The sword remained silent. Zhang Ge took that as confirmation. Gripping the hilt with both hands, he thrust down with all his might.
There was no resistance - in fact, he felt nothing the moment the blade touched metal.
Did I... grow taller?
That was Zhang Ge's first thought after the split-second darkness cleared. He quickly realized the truth. Examining his "arms" through multiple layers of awareness, he arrived at an unsettling conclusion:
He'd somehow become the kill-can itself.
Or rather, not exactly. His original body remained accessible through some subconscious control mechanism, like breathing or blinking - easy to overlook yet fundamentally present. The duality of perception left him simultaneously piloting and being the war machine.
Zhang Ge released his grip on the hilt, exiting the control state over the murder-tin. Wait... a transformation device?
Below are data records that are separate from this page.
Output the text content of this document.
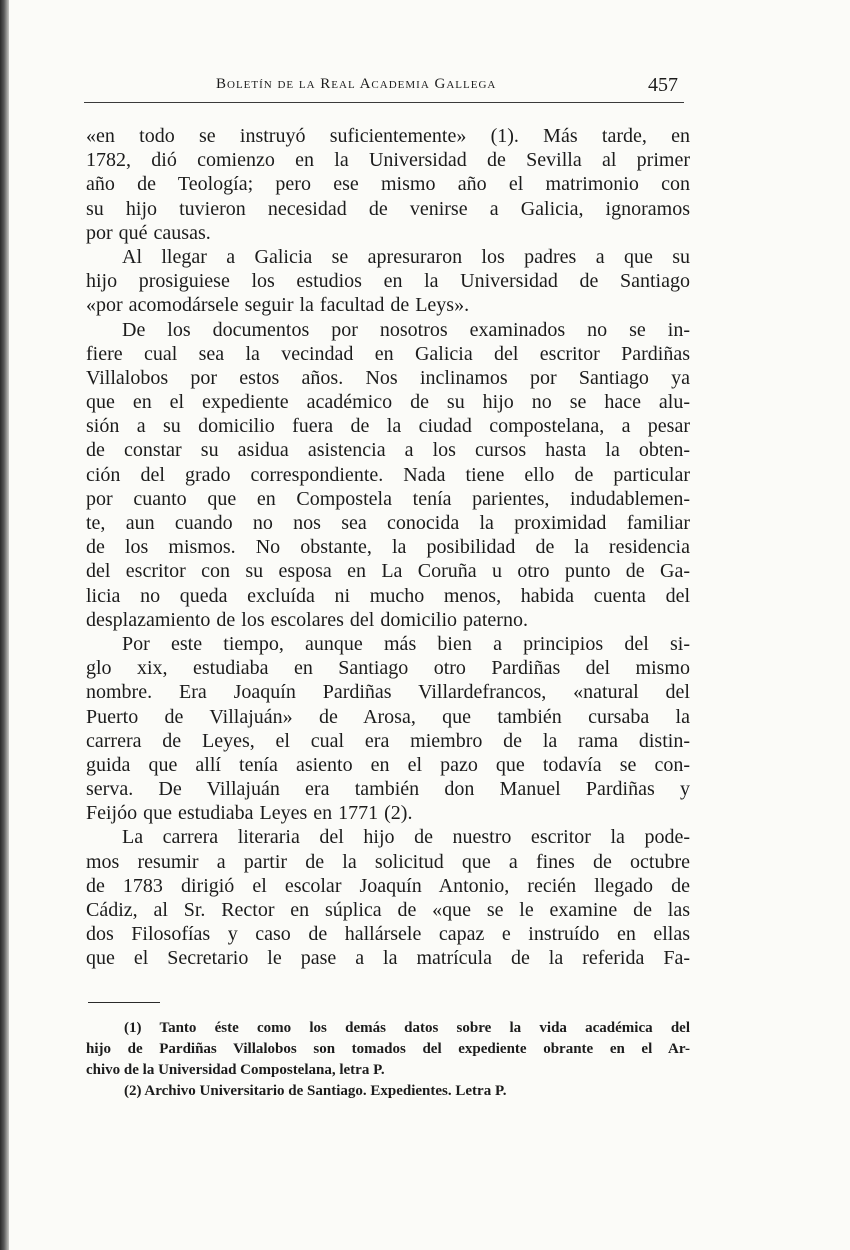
Boletín de la Real Academia Gallega	457
«en todo se instruyó suficientemente» (1). Más tarde, en
1782, dió comienzo en la Universidad de Sevilla al primer
año de Teología; pero ese mismo año el matrimonio con
su hijo tuvieron necesidad de venirse a Galicia, ignoramos
por qué causas.
Al llegar a Galicia se apresuraron los padres a que su
hijo prosiguiese los estudios en la Universidad de Santiago
«por acomodársele seguir la facultad de Leys».
De los documentos por nosotros examinados no se in-
fiere cual sea la vecindad en Galicia del escritor Pardiñas
Villalobos por estos años. Nos inclinamos por Santiago ya
que en el expediente académico de su hijo no se hace alu-
sión a su domicilio fuera de la ciudad compostelana, a pesar
de constar su asidua asistencia a los cursos hasta la obten-
ción del grado correspondiente. Nada tiene ello de particular
por cuanto que en Compostela tenía parientes, indudablemen-
te, aun cuando no nos sea conocida la proximidad familiar
de los mismos. No obstante, la posibilidad de la residencia
del escritor con su esposa en La Coruña u otro punto de Ga-
licia no queda excluída ni mucho menos, habida cuenta del
desplazamiento de los escolares del domicilio paterno.
Por este tiempo, aunque más bien a principios del si-
glo xix, estudiaba en Santiago otro Pardiñas del mismo
nombre. Era Joaquín Pardiñas Villardefrancos, «natural del
Puerto de Villajuán» de Arosa, que también cursaba la
carrera de Leyes, el cual era miembro de la rama distin-
guida que allí tenía asiento en el pazo que todavía se con-
serva. De Villajuán era también don Manuel Pardiñas y
Feijóo que estudiaba Leyes en 1771 (2).
La carrera literaria del hijo de nuestro escritor la pode-
mos resumir a partir de la solicitud que a fines de octubre
de 1783 dirigió el escolar Joaquín Antonio, recién llegado de
Cádiz, al Sr. Rector en súplica de «que se le examine de las
dos Filosofías y caso de hallársele capaz e instruído en ellas
que el Secretario le pase a la matrícula de la referida Fa-
(1) Tanto éste como los demás datos sobre la vida académica del
hijo de Pardiñas Villalobos son tomados del expediente obrante en el Ar-
chivo de la Universidad Compostelana, letra P.
(2) Archivo Universitario de Santiago. Expedientes. Letra P.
An absurdity rose in his heart. He might be the only intact human to ever experience Dreadnought operation methods?
After several repetitions, Zhang Ge revised his conclusion. He realized he wasn't directly piloting the war machine, but synchronizing with its Machine Spirit through Ascalon, then commanding the spirit to operate the chassis. Whenever he touched Ascalon, the murder-tin's Machine Spirit became unusually excited, then despondent when released.
Though... still insane, there were precedents. The Eldar's spirit stone machinery shared similarities in certain aspects. Zhang Ge stared at Ascalon with complex emotions.
If I'd known earlier, I'd never have taken that decapitation mission. Had I stayed in the trenches waiting for Chaos Space Marines to drop, none of this would've happened.
Ah... Since things have come to this, let's just hope the control precision is poor. Time to test.
His hand gripped the hilt again.
To Amilia's eyes, the clumsy murder-tin controlled by Zhang Ge rapidly gained fluidity. Soon it took its first step, plunged the right arm's circular saw vertically into the ground, then crouched and leaped skyward - perfectly balancing the entire chassis on the embedded rotating saw-blade. The massive wreck began stable high-speed rotation through torque transfer.
After ten seconds, the supporting arm flexed and launched the chassis into a backflip landing.
"This... is piloting talent?" Amilia murmured, having never seen机甲-acrobatics before.
Zhang Ge emerged from the cockpit with grave expression. "It works," he said heavily.
"Any flaws?" she asked.
"No. I'm just... overjoyed."
For this underhive excursion, he no longer cared about life and death, only praying no new functions would manifest. Ascalon must be disposed of as a cursed blade after returning to the surface.
Leaning against rubble while waiting, Zhang Ge felt the hollowness of shattered hopes permeate his being.